Besides all this, the swan owns a curious legend of its own, set forth by some raving troubadour in the wildest dream that minstrel ever dreamed. "The life and myraculous hystory of the most noble and illustryous Helyas, knight of the swanne, and the birth of y^e excellent knight Godfrey of Boulyon," &c., was once a book in great favour throughout Europe; and was "newly translated and printed by Robert Copland, out of Frensshe in to Englisshe at thinstigacion of y^e Puyssaunt and Illustryous Prynce Lorde Edwarde Duke of Buckyngham—of whom lynyally is dyscended my sayde lorde."[2]

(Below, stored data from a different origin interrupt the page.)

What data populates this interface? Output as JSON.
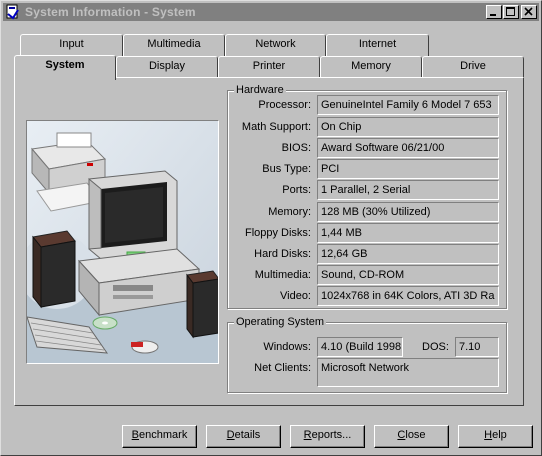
{
  "window": {
    "title": "System Information - System"
  },
  "title_buttons": {
    "minimize": "_",
    "maximize": "□",
    "close": "×"
  },
  "tabs_back": [
    "Input",
    "Multimedia",
    "Network",
    "Internet"
  ],
  "tabs_front": [
    "System",
    "Display",
    "Printer",
    "Memory",
    "Drive"
  ],
  "active_tab": "System",
  "hardware": {
    "label": "Hardware",
    "rows": [
      {
        "label": "Processor:",
        "value": "GenuineIntel Family 6 Model 7 653"
      },
      {
        "label": "Math Support:",
        "value": "On Chip"
      },
      {
        "label": "BIOS:",
        "value": "Award Software 06/21/00"
      },
      {
        "label": "Bus Type:",
        "value": "PCI"
      },
      {
        "label": "Ports:",
        "value": "1 Parallel, 2 Serial"
      },
      {
        "label": "Memory:",
        "value": "128 MB  (30% Utilized)"
      },
      {
        "label": "Floppy Disks:",
        "value": "1,44 MB"
      },
      {
        "label": "Hard Disks:",
        "value": "12,64 GB"
      },
      {
        "label": "Multimedia:",
        "value": "Sound, CD-ROM"
      },
      {
        "label": "Video:",
        "value": "1024x768 in 64K Colors, ATI 3D Ra"
      }
    ]
  },
  "os": {
    "label": "Operating System",
    "windows_label": "Windows:",
    "windows_value": "4.10 (Build 1998",
    "dos_label": "DOS:",
    "dos_value": "7.10",
    "net_label": "Net Clients:",
    "net_value": "Microsoft Network"
  },
  "buttons": [
    {
      "name": "benchmark-button",
      "u": "B",
      "rest": "enchmark"
    },
    {
      "name": "details-button",
      "u": "D",
      "rest": "etails"
    },
    {
      "name": "reports-button",
      "u": "R",
      "rest": "eports..."
    },
    {
      "name": "close-button",
      "u": "C",
      "rest": "lose"
    },
    {
      "name": "help-button",
      "u": "H",
      "rest": "elp"
    }
  ],
  "colors": {
    "titlebar": "#808080",
    "face": "#c0c0c0",
    "title_text": "#c0c0c0"
  },
  "illustration": {
    "icon": "computer-system-illustration"
  }
}
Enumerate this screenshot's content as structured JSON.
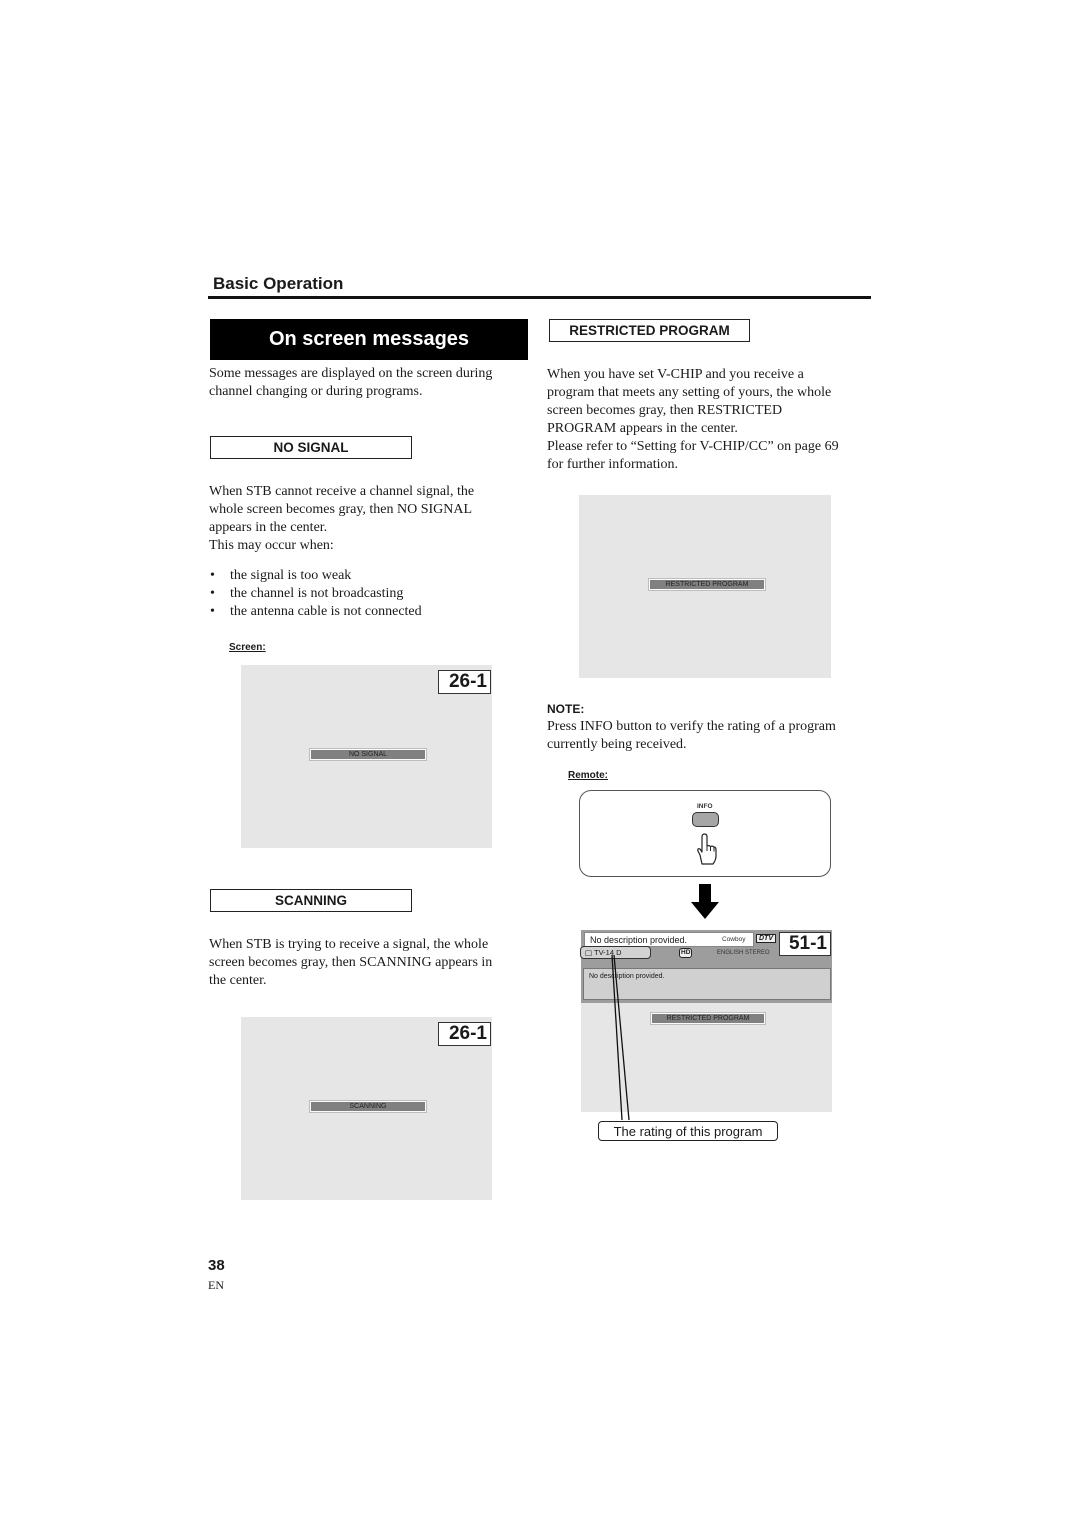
{
  "header": {
    "section_title": "Basic Operation",
    "banner_title": "On screen messages"
  },
  "intro": "Some messages are displayed on the screen during channel changing or during programs.",
  "no_signal": {
    "heading": "NO SIGNAL",
    "lines": [
      "When STB cannot receive a channel signal, the",
      "whole screen becomes gray, then NO SIGNAL",
      "appears in the center.",
      "This may occur when:"
    ],
    "bullets": [
      "the signal is too weak",
      "the channel is not broadcasting",
      "the antenna cable is not connected"
    ],
    "caption": "Screen:",
    "screen": {
      "channel": "26-1",
      "message": "NO SIGNAL"
    }
  },
  "scanning": {
    "heading": "SCANNING",
    "lines": [
      "When STB is trying to receive a signal, the whole",
      "screen becomes gray, then SCANNING appears in",
      "the center."
    ],
    "screen": {
      "channel": "26-1",
      "message": "SCANNING"
    }
  },
  "restricted": {
    "heading": "RESTRICTED PROGRAM",
    "lines": [
      "When you have set V-CHIP and you receive a",
      "program that meets any setting of yours, the whole",
      "screen becomes gray, then RESTRICTED",
      "PROGRAM appears in the center.",
      "Please refer to “Setting for V-CHIP/CC” on page 69",
      "for further information."
    ],
    "screen": {
      "message": "RESTRICTED PROGRAM"
    }
  },
  "note": {
    "title": "NOTE:",
    "lines": [
      "Press INFO button to verify the rating of a program",
      "currently being received."
    ],
    "caption": "Remote:"
  },
  "remote": {
    "button_label": "INFO",
    "icons": {
      "hand": "pointing-hand-icon",
      "arrow": "arrow-down-icon"
    }
  },
  "info_screen": {
    "description": "No description provided.",
    "genre": "Cowboy",
    "dtv_logo": "DTV",
    "channel": "51-1",
    "rating": "TV-14 D",
    "hd_badge": "HD",
    "audio": "ENGLISH STEREO",
    "detail": "No description provided.",
    "message": "RESTRICTED PROGRAM",
    "callout": "The rating of this program"
  },
  "footer": {
    "page_number": "38",
    "language": "EN"
  }
}
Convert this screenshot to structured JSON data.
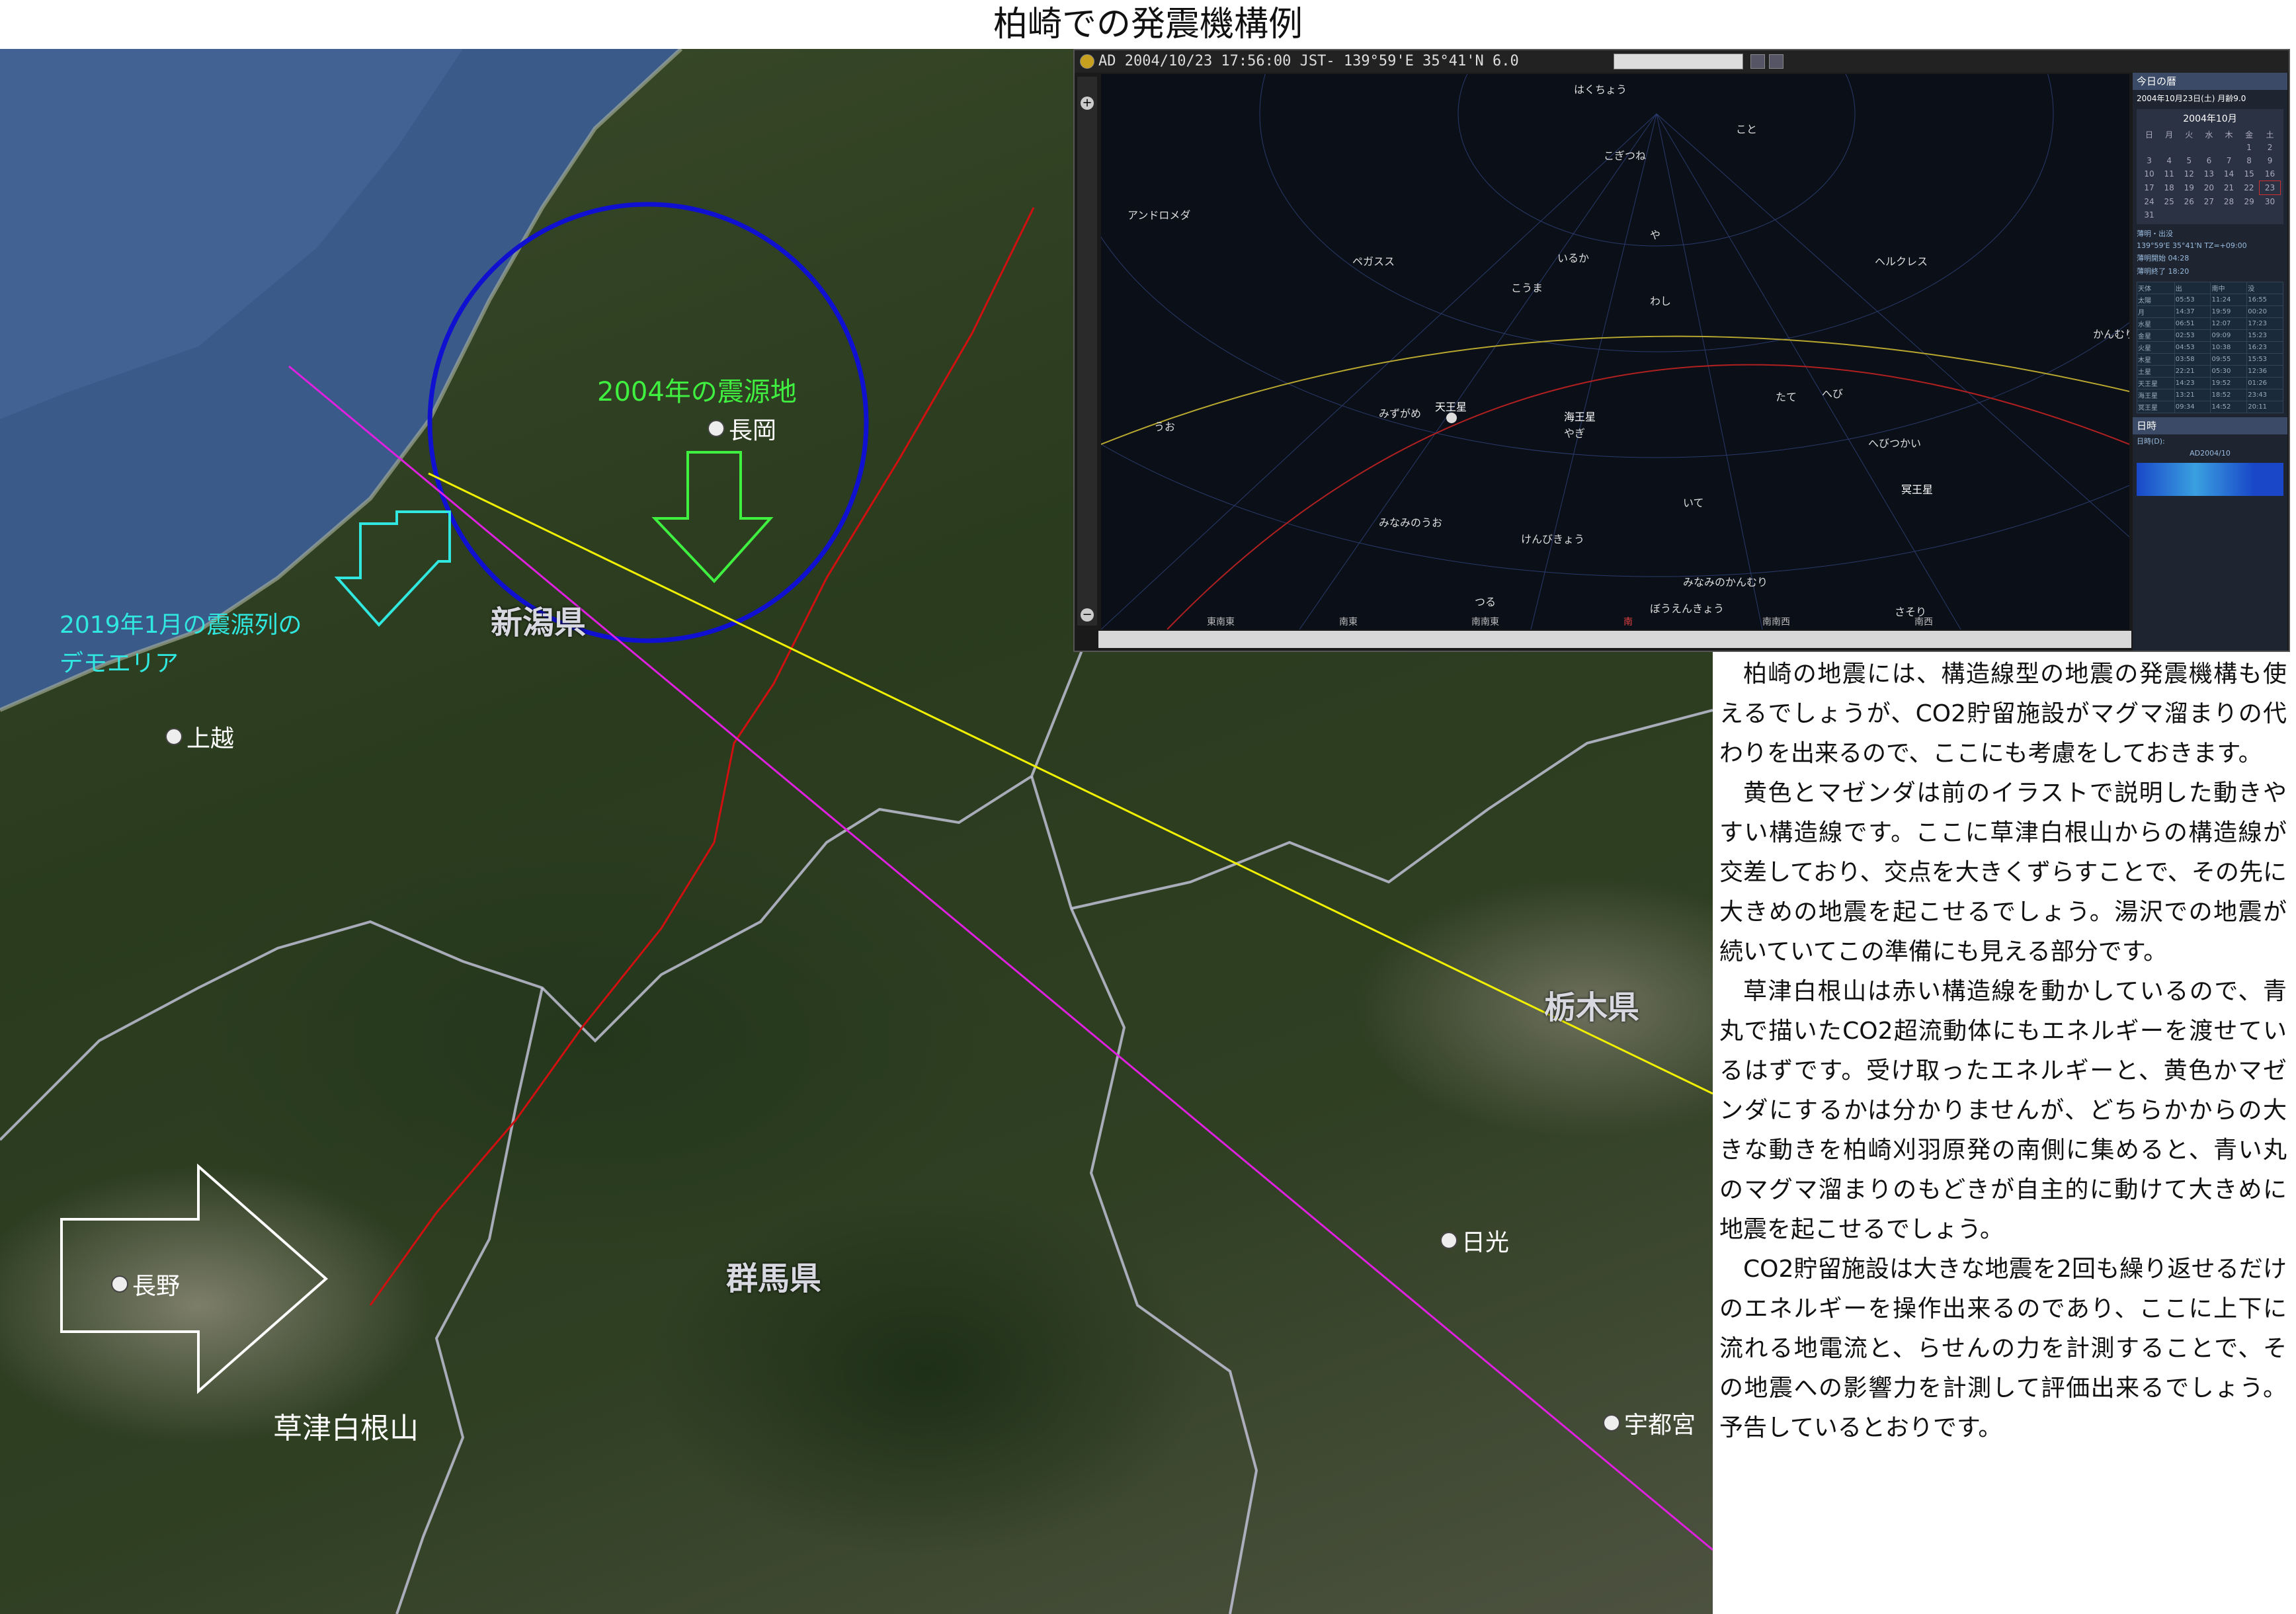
{
  "title": "柏崎での発震機構例",
  "map": {
    "labels": {
      "epicenter_2004": "2004年の震源地",
      "demo_area_line1": "2019年1月の震源列の",
      "demo_area_line2": "デモエリア",
      "mountain": "草津白根山"
    },
    "places": [
      "長岡",
      "上越",
      "長野",
      "日光",
      "宇都宮"
    ],
    "prefectures": [
      "新潟県",
      "群馬県",
      "栃木県"
    ],
    "colors": {
      "circle": "#1010d0",
      "yellow_line": "#f0f000",
      "magenta_line": "#e020e0",
      "red_line": "#d01010",
      "cyan_arrow": "#30e8e0",
      "green_arrow": "#40f040",
      "white_arrow": "#ffffff"
    }
  },
  "planetarium": {
    "status": "AD 2004/10/23  17:56:00  JST-  139°59'E  35°41'N  6.0",
    "sky_labels": [
      "はくちょう",
      "こと",
      "こぎつね",
      "アンドロメダ",
      "ペガスス",
      "いるか",
      "こうま",
      "や",
      "わし",
      "ヘルクレス",
      "かんむり",
      "うお",
      "みずがめ",
      "天王星",
      "海王星",
      "やぎ",
      "たて",
      "へび",
      "へびつかい",
      "冥王星",
      "みなみのうお",
      "けんびきょう",
      "いて",
      "みなみのかんむり",
      "つる",
      "ぼうえんきょう",
      "さそり"
    ],
    "directions": [
      "東南東",
      "南東",
      "南南東",
      "南",
      "南南西",
      "南西"
    ],
    "side": {
      "header": "今日の暦",
      "date_line": "2004年10月23日(土)  月齢9.0",
      "calendar_month": "2004年10月",
      "weekdays": [
        "日",
        "月",
        "火",
        "水",
        "木",
        "金",
        "土"
      ],
      "calendar_days": [
        "",
        "",
        "",
        "",
        "",
        "1",
        "2",
        "3",
        "4",
        "5",
        "6",
        "7",
        "8",
        "9",
        "10",
        "11",
        "12",
        "13",
        "14",
        "15",
        "16",
        "17",
        "18",
        "19",
        "20",
        "21",
        "22",
        "23",
        "24",
        "25",
        "26",
        "27",
        "28",
        "29",
        "30",
        "31"
      ],
      "twilight_header": "薄明・出没",
      "location": "139°59'E 35°41'N TZ=+09:00",
      "twilight_start": "薄明開始  04:28",
      "twilight_end": "薄明終了  18:20",
      "rs_header": [
        "天体",
        "出",
        "南中",
        "没"
      ],
      "rs_rows": [
        [
          "太陽",
          "05:53",
          "11:24",
          "16:55"
        ],
        [
          "月",
          "14:37",
          "19:59",
          "00:20"
        ],
        [
          "水星",
          "06:51",
          "12:07",
          "17:23"
        ],
        [
          "金星",
          "02:53",
          "09:09",
          "15:23"
        ],
        [
          "火星",
          "04:53",
          "10:38",
          "16:23"
        ],
        [
          "木星",
          "03:58",
          "09:55",
          "15:53"
        ],
        [
          "土星",
          "22:21",
          "05:30",
          "12:36"
        ],
        [
          "天王星",
          "14:23",
          "19:52",
          "01:26"
        ],
        [
          "海王星",
          "13:21",
          "18:52",
          "23:43"
        ],
        [
          "冥王星",
          "09:34",
          "14:52",
          "20:11"
        ]
      ],
      "time_header": "日時",
      "time_month": "AD2004/10",
      "time_line": "日時(D):"
    }
  },
  "text": [
    "柏崎の地震には、構造線型の地震の発震機構も使えるでしょうが、CO2貯留施設がマグマ溜まりの代わりを出来るので、ここにも考慮をしておきます。",
    "黄色とマゼンダは前のイラストで説明した動きやすい構造線です。ここに草津白根山からの構造線が交差しており、交点を大きくずらすことで、その先に大きめの地震を起こせるでしょう。湯沢での地震が続いていてこの準備にも見える部分です。",
    "草津白根山は赤い構造線を動かしているので、青丸で描いたCO2超流動体にもエネルギーを渡せているはずです。受け取ったエネルギーと、黄色かマゼンダにするかは分かりませんが、どちらかからの大きな動きを柏崎刈羽原発の南側に集めると、青い丸のマグマ溜まりのもどきが自主的に動けて大きめに地震を起こせるでしょう。",
    "CO2貯留施設は大きな地震を2回も繰り返せるだけのエネルギーを操作出来るのであり、ここに上下に流れる地電流と、らせんの力を計測することで、その地震への影響力を計測して評価出来るでしょう。予告しているとおりです。"
  ]
}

While our noble countryman boasted of an offspring from this fabled swan, so did the greatest houses abroad. In private hands in England is a precious ivory casket wrought on its five panels, before us in photography, with this history of the swan. Helyas's shield and flag are ensigned with St. George's cross; the armour tells of England and its military appliances, about the end of the fourteenth century; and the whole seems the work of English hands. At the great exhibition of loans in this museum, A.D. 1862, one of the many fine textiles then shown was a fine but cut-down chasuble of blue Sicilian silk, upon which was, curiously enough for what we have said about the birds before which the "Vow" was made, figured, amid other fowls the pheasant. The handsome orphreys upon this vestment were wrought in this country, and good specimens they are of English needlework during the fourteenth century. These orphreys, before and behind, are embroidered on a bright red silk ground, with golden flower and leaf-*bearing branches, so trailed as, in their twinings, to form Stafford knots in places, and to embower shields of arms each supported by gold swans

  1. T. ii. p. 41.
  2. Typographical Antiquities of Great Britain, ed. Dibdin, t. iii. pp. 152-3.